Students will be assessed not only on their definitions and diagrams but also on their ability to apply the concepts in real-world contexts — particularly important for higher-mark questions.

Enterprise Skills Integration

Understanding demand isn’t just about graphs — it’s about thinking like a decision-maker. This topic supports:

  • Problem-Solving: Analysing market data and responding to changes in consumer behaviour.

  • Critical Thinking: Assessing why demand changes and predicting its outcomes.

  • Decision-Making: Evaluating what products to offer, at what price, and when — foundational for business planning or entrepreneurial thinking.

Mini-simulations or role-playing exercises (e.g. students acting as business owners responding to changing demand) can make this content active and memorable.

Careers Links

This topic supports Gatsby Benchmark 4 (Linking curriculum learning to careers) and Benchmark 5 (Encounters with employers and employees), especially when linked to:

  • Retail and Sales: Where understanding consumer behaviour is core to success.

  • Marketing and Advertising: Using demand theory to shape campaigns and pricing strategies.

  • Data Analysis: Roles that involve interpreting customer behaviour, pricing models, or market trends.

Even less obvious paths — like public policy or environmental economics — draw on these concepts when assessing how consumers respond to initiatives such as sugar taxes or subsidies on green energy.

Teaching Notes

Top tips for teaching this content:

  • Use data: Real-time examples from markets your students know (streaming subscriptions, trainer brands, fast food pricing) make it stick.

  • Visuals matter: Get students drawing, adjusting, and explaining demand curves to build confidence.

  • Avoid common pitfalls:

    • Students often confuse movement along the curve with shifts — reinforce with contrasting examples.

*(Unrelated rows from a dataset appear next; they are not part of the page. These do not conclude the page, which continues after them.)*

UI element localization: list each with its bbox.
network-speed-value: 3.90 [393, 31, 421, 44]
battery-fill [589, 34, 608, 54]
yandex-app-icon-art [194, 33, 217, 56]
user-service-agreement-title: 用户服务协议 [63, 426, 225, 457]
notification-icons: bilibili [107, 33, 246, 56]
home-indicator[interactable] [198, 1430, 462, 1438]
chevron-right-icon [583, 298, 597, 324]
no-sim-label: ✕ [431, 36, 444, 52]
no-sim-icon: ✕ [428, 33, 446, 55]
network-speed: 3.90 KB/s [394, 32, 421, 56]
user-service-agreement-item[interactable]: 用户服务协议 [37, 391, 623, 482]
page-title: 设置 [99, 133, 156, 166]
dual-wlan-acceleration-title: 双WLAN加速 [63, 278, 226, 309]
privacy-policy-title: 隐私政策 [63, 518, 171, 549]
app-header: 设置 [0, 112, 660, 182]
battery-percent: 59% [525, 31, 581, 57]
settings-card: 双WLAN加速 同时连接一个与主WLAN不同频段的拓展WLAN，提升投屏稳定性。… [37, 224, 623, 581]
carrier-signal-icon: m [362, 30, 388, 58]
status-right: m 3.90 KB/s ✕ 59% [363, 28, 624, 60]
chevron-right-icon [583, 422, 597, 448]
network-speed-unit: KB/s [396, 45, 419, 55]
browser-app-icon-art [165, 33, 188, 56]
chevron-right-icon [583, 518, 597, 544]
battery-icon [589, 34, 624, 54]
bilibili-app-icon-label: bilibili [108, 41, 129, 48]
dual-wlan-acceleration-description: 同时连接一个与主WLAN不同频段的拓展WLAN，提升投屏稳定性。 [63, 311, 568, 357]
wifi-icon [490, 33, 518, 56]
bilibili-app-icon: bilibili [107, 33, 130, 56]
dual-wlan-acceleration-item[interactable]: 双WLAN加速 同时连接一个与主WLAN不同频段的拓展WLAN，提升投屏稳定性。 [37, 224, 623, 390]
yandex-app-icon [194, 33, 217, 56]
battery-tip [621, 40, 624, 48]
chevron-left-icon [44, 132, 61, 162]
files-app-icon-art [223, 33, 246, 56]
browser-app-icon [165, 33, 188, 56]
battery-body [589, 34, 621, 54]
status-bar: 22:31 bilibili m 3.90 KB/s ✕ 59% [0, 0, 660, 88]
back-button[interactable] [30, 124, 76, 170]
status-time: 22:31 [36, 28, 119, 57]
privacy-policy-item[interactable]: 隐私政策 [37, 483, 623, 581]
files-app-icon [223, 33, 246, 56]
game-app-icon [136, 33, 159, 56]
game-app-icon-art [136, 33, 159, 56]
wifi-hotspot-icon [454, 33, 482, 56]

    • Utility is tricky. Frame it in practical terms — “the second chocolate bar isn’t as good as the first” usually works.

  • Differentiation: Use scaffolding for drawing and interpreting diagrams. Extension students can explore elasticity or apply demand theory to niche markets (e.g. vintage clothing or NFTs).

  • Suggested activity: Set a challenge where students act as entrepreneurs responding to changes in demand — what would they do differently with a new product?